A uniform string of length 20 m is suspended from a rigid support. A short wave pulse is introduced at its lowest end. It starts moving up the string. The time taken to reach the support is (Take, $$g = 10$$ m s$$^{-2}$$)

We start with the standard formula for the speed of a transverse wave on a stretched string:

$$v \;=\; \sqrt{\dfrac{T}{\mu}}$$

where $$T$$ is the tension at the point under consideration and $$\mu$$ is the uniform linear mass density of the string. For a string that hangs vertically, the tension is created solely by the weight of the portion of string lying below the point.

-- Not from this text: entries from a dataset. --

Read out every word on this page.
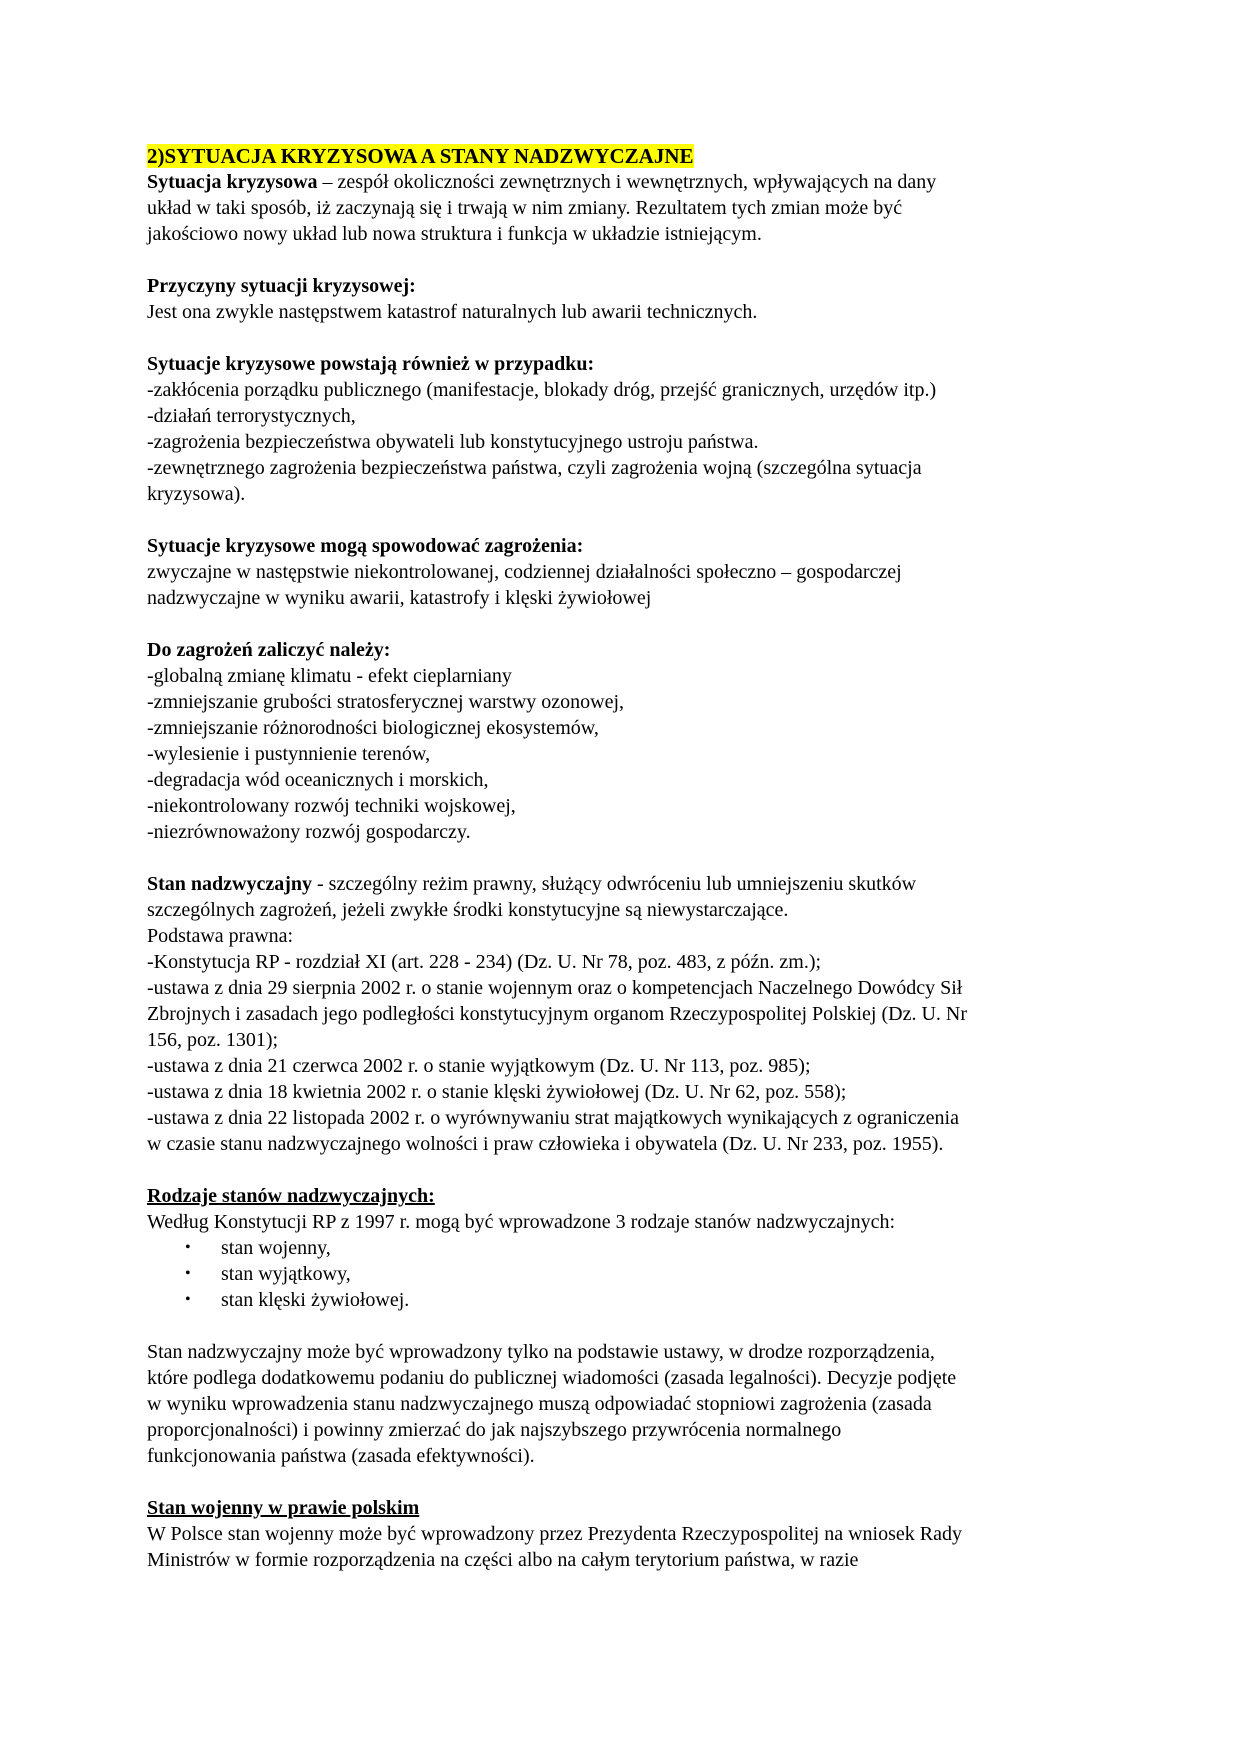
2)SYTUACJA KRYZYSOWA A STANY NADZWYCZAJNE
Sytuacja kryzysowa – zespół okoliczności zewnętrznych i wewnętrznych, wpływających na dany
układ w taki sposób, iż zaczynają się i trwają w nim zmiany. Rezultatem tych zmian może być
jakościowo nowy układ lub nowa struktura i funkcja w układzie istniejącym.
Przyczyny sytuacji kryzysowej:
Jest ona zwykle następstwem katastrof naturalnych lub awarii technicznych.
Sytuacje kryzysowe powstają również w przypadku:
-zakłócenia porządku publicznego (manifestacje, blokady dróg, przejść granicznych, urzędów itp.)
-działań terrorystycznych,
-zagrożenia bezpieczeństwa obywateli lub konstytucyjnego ustroju państwa.
-zewnętrznego zagrożenia bezpieczeństwa państwa, czyli zagrożenia wojną (szczególna sytuacja
kryzysowa).
Sytuacje kryzysowe mogą spowodować zagrożenia:
zwyczajne w następstwie niekontrolowanej, codziennej działalności społeczno – gospodarczej
nadzwyczajne w wyniku awarii, katastrofy i klęski żywiołowej
Do zagrożeń zaliczyć należy:
-globalną zmianę klimatu - efekt cieplarniany
-zmniejszanie grubości stratosferycznej warstwy ozonowej,
-zmniejszanie różnorodności biologicznej ekosystemów,
-wylesienie i pustynnienie terenów,
-degradacja wód oceanicznych i morskich,
-niekontrolowany rozwój techniki wojskowej,
-niezrównoważony rozwój gospodarczy.
Stan nadzwyczajny - szczególny reżim prawny, służący odwróceniu lub umniejszeniu skutków
szczególnych zagrożeń, jeżeli zwykłe środki konstytucyjne są niewystarczające.
Podstawa prawna:
-Konstytucja RP - rozdział XI (art. 228 - 234) (Dz. U. Nr 78, poz. 483, z późn. zm.);
-ustawa z dnia 29 sierpnia 2002 r. o stanie wojennym oraz o kompetencjach Naczelnego Dowódcy Sił
Zbrojnych i zasadach jego podległości konstytucyjnym organom Rzeczypospolitej Polskiej (Dz. U. Nr
156, poz. 1301);
-ustawa z dnia 21 czerwca 2002 r. o stanie wyjątkowym (Dz. U. Nr 113, poz. 985);
-ustawa z dnia 18 kwietnia 2002 r. o stanie klęski żywiołowej (Dz. U. Nr 62, poz. 558);
-ustawa z dnia 22 listopada 2002 r. o wyrównywaniu strat majątkowych wynikających z ograniczenia
w czasie stanu nadzwyczajnego wolności i praw człowieka i obywatela (Dz. U. Nr 233, poz. 1955).
Rodzaje stanów nadzwyczajnych:
Według Konstytucji RP z 1997 r. mogą być wprowadzone 3 rodzaje stanów nadzwyczajnych:
•	stan wojenny,
•	stan wyjątkowy,
•	stan klęski żywiołowej.
Stan nadzwyczajny może być wprowadzony tylko na podstawie ustawy, w drodze rozporządzenia,
które podlega dodatkowemu podaniu do publicznej wiadomości (zasada legalności). Decyzje podjęte
w wyniku wprowadzenia stanu nadzwyczajnego muszą odpowiadać stopniowi zagrożenia (zasada
proporcjonalności) i powinny zmierzać do jak najszybszego przywrócenia normalnego
funkcjonowania państwa (zasada efektywności).
Stan wojenny w prawie polskim
W Polsce stan wojenny może być wprowadzony przez Prezydenta Rzeczypospolitej na wniosek Rady
Ministrów w formie rozporządzenia na części albo na całym terytorium państwa, w razie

Let us choose the origin $$x = 0$$ at the lowest end of the string and measure the coordinate $$x$$ upward. At a distance $$x$$ from the lower end, the length of string below is exactly $$x$$, so its mass equals $$\mu x$$. Therefore the tension at that point is simply its weight:

$$T(x) \;=\; (\mu x)\,g \;=\; \mu g x.$$

Substituting this expression for $$T(x)$$ into the velocity formula, we obtain the position-dependent wave speed:

$$v(x) \;=\; \sqrt{\dfrac{T(x)}{\mu}} \;=\; \sqrt{\dfrac{\mu g x}{\mu}} \;=\; \sqrt{g\,x}.$$

Because the speed changes continuously with height, the pulse takes different times to traverse different small segments. Consider a differential element of length $$dx$$ located at coordinate $$x$$. The small time $$dt$$ required to pass through this element is

$$dt \;=\; \dfrac{dx}{v(x)} \;=\; \dfrac{dx}{\sqrt{g\,x}} \;=\; \dfrac{dx}{\sqrt{g}\,\sqrt{x}}.$$

The total time $$t$$ for the pulse to travel from the lower end ($$x = 0$$) to the rigid support at the upper end ($$x = L$$) is obtained by integrating $$dt$$ over the entire length:

$$t \;=\; \int_{0}^{L} dt \;=\; \int_{0}^{L} \dfrac{dx}{\sqrt{g}\,\sqrt{x}} \;=\; \dfrac{1}{\sqrt{g}} \int_{0}^{L} x^{-\frac{1}{2}}\,dx.$$

We now perform the integral. The integral of $$x^{-\frac{1}{2}}$$ is $$2\,x^{\frac{1}{2}}$$, so

$$\int_{0}^{L} x^{-\frac{1}{2}}\,dx \;=\; 2\,x^{\frac{1}{2}}\Big|_{0}^{L} \;=\; 2\left(\sqrt{L} - \sqrt{0}\right) \;=\; 2\sqrt{L}.$$

Substituting this result back into the expression for $$t$$ gives

$$t \;=\; \dfrac{1}{\sqrt{g}} \,\big(2\sqrt{L}\big) \;=\; \dfrac{2\sqrt{L}}{\sqrt{g}}.$$

For the present problem the string length is $$L = 20 \,\text{m}$$ and the acceleration due to gravity is $$g = 10 \,\text{m s}^{-2}$$. Substituting these values, we find

$$t \;=\; \dfrac{2\sqrt{20}}{\sqrt{10}}.$$

To simplify, first evaluate the square roots:

$$\sqrt{20} \;=\; \sqrt{4\times5} \;=\; 2\sqrt{5},$$

and

$$\sqrt{10} \;=\; \sqrt{2\times5} \;=\; \sqrt{2}\,\sqrt{5}.$$

Substituting these into the time expression:

$$t \;=\; \dfrac{2 \times 2\sqrt{5}}{\sqrt{2}\,\sqrt{5}} \;=\; \dfrac{4\sqrt{5}}{\sqrt{2}\,\sqrt{5}}.$$

The factor $$\sqrt{5}$$ cancels out, leaving

$$t \;=\; \dfrac{4}{\sqrt{2}} \;=\; 4 \times \dfrac{1}{\sqrt{2}} \;=\; 4 \times \dfrac{\sqrt{2}}{2} \;=\; 2\sqrt{2}\; \text{s}.$$

Hence, the correct answer is Option A.